Actual masterpiece shit. Much like last year's Unmetal, a microstudio throwback game has swooped in and stolen my heart right before GOTY season. This is a beautiful, gloriously-realized survival horror experience that pays homage to and even improves upon its all-time classic predecessors while still being incredibly unique all the same.

There is so much to love here, it's like a game tailor-made for me - where to even begin? The gorgeous artistic design? The enigmatic, surreal, heartbreaking storyline? The best horror game puzzles I've solved in countless years? The way it plays with perspective and genre expectations? I wish the inventory limit was bigger, because that is absolutely going to be a sticking point for many people, but the occasional tedium barely even fazed me. I finished my first playthrough, then went right back in on the hardest difficulty to see the secret ending and get the rest of the achievements. I never do that.

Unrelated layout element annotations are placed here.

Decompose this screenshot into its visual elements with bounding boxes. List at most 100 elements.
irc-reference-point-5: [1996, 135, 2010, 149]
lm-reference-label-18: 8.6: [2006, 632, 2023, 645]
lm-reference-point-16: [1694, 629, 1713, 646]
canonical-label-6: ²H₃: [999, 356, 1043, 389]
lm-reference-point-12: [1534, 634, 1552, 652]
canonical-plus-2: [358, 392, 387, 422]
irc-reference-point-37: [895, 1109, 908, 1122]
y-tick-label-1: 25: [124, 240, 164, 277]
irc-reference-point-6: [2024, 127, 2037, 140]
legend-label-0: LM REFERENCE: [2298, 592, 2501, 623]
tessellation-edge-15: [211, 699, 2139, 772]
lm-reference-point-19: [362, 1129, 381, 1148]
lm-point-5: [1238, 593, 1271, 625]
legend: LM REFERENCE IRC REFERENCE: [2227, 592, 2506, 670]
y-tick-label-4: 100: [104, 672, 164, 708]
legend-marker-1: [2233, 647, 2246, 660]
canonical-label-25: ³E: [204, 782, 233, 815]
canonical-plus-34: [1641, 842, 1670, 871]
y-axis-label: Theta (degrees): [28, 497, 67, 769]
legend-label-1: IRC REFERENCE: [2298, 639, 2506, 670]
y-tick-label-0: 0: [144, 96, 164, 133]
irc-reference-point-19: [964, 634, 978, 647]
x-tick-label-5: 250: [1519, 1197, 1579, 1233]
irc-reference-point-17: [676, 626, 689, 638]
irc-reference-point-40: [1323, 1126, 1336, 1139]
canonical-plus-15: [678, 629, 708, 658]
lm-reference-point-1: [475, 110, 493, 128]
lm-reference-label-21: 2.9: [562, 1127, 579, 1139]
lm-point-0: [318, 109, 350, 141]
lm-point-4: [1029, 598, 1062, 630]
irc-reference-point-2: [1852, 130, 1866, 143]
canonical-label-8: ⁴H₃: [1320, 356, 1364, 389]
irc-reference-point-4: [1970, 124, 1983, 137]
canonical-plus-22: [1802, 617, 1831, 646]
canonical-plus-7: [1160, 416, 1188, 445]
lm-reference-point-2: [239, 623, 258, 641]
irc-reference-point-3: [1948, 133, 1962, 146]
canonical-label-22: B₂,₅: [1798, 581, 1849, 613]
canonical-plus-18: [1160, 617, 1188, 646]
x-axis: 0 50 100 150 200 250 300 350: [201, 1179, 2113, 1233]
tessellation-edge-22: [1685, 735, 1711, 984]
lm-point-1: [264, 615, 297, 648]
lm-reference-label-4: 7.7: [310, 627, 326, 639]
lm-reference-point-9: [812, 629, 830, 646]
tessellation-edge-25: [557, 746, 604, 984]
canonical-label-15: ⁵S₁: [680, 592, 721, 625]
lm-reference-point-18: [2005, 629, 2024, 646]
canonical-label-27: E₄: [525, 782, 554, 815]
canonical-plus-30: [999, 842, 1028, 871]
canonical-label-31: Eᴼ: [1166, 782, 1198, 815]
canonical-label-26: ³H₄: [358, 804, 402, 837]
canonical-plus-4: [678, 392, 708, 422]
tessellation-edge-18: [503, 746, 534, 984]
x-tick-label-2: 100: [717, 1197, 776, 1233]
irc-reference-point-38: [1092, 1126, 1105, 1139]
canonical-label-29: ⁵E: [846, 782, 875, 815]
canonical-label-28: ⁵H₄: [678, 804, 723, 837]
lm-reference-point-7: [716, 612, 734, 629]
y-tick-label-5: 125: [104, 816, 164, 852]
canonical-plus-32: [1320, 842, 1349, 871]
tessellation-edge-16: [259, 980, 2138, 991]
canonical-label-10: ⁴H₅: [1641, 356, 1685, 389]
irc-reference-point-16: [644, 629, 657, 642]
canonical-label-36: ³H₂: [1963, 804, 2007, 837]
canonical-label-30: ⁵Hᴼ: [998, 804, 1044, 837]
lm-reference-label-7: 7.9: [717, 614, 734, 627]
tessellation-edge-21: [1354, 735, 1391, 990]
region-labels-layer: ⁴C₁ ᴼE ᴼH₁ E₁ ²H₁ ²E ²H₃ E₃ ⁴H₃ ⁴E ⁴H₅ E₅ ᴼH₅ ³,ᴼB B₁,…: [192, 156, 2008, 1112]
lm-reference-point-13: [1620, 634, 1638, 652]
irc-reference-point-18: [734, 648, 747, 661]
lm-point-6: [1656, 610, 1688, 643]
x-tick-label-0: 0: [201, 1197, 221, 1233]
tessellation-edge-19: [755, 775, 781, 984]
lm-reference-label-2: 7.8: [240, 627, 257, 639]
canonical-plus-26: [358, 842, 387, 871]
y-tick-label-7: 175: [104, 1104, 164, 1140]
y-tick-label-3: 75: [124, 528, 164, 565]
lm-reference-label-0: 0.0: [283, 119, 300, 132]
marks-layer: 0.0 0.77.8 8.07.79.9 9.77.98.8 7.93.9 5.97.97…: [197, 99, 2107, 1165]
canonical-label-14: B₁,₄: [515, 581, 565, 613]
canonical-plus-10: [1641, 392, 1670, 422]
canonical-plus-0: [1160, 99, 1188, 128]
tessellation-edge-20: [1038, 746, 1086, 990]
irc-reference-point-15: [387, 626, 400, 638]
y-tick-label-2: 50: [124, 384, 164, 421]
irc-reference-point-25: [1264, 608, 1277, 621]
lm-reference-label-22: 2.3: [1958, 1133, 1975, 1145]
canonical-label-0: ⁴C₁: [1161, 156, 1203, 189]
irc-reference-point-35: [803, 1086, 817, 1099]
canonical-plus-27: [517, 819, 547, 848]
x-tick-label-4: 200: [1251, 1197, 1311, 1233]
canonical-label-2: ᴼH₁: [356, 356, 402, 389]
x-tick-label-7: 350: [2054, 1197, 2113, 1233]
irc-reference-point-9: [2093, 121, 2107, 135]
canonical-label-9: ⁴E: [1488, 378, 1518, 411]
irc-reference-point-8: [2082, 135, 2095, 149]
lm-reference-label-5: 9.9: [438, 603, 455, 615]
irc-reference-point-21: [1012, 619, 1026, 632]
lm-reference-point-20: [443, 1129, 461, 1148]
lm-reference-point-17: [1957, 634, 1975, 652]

After years of games promising to be the "new Silent Hill" and seeing Konami pimp out the SH2 remake to Bloober Team of all people, I'd grown jaded... but no more. This is the new Silent Hill. The spirit of our favorite games will always live on in the hearts and minds of dedicated indie developers.

Reviewed on Nov 21, 2022


2 Comments


out of curiosity, what other games promised to be the new silent hill?

1 year ago

This comment was deleted

1 year ago

This comment was deleted

1 year ago

The Medium and Abandoned are big ones, though in all fairness to the studios who made many of the games I was thinking of (Amnesia, Outlast, etc.) a lot of that was probably fans hyping up cool but completely different horror games they liked rather than actual marketing material and I experienced a weird Mandela Effect. Like how everyone was convinced Death Stranding was going to actually be rebranded Silent Hills but it was really something else entirely. That said, there is a veritable genre of games out there that may not pretend to be SH but ultimately just end up copying 2's plot/twist or PT's general design in the end. Of course, all the post-3 SH games also failed to be "the new Silent Hill" in my eyes due to their approaches and concepts, not that I necessarily think any of them are bad aside from Homecoming.

I actually like most of the titles I was referring to btw, it's just down to a sort of insincerity I feel from company's banking off other people's work for quick sales. I think Signalis feels sincere because it isn't claiming to be like Silent Hill. It isn't marketed that way and since it isn't a huge release by a known studio we aren't drowning in cheap comparisons to it either. When I said "this is the new Silent Hill" what I really meant was that it captures the spirit of SH's style more than any major release I've played. It's more of a compliment/expression of love toward Signalis than a diss toward any other games.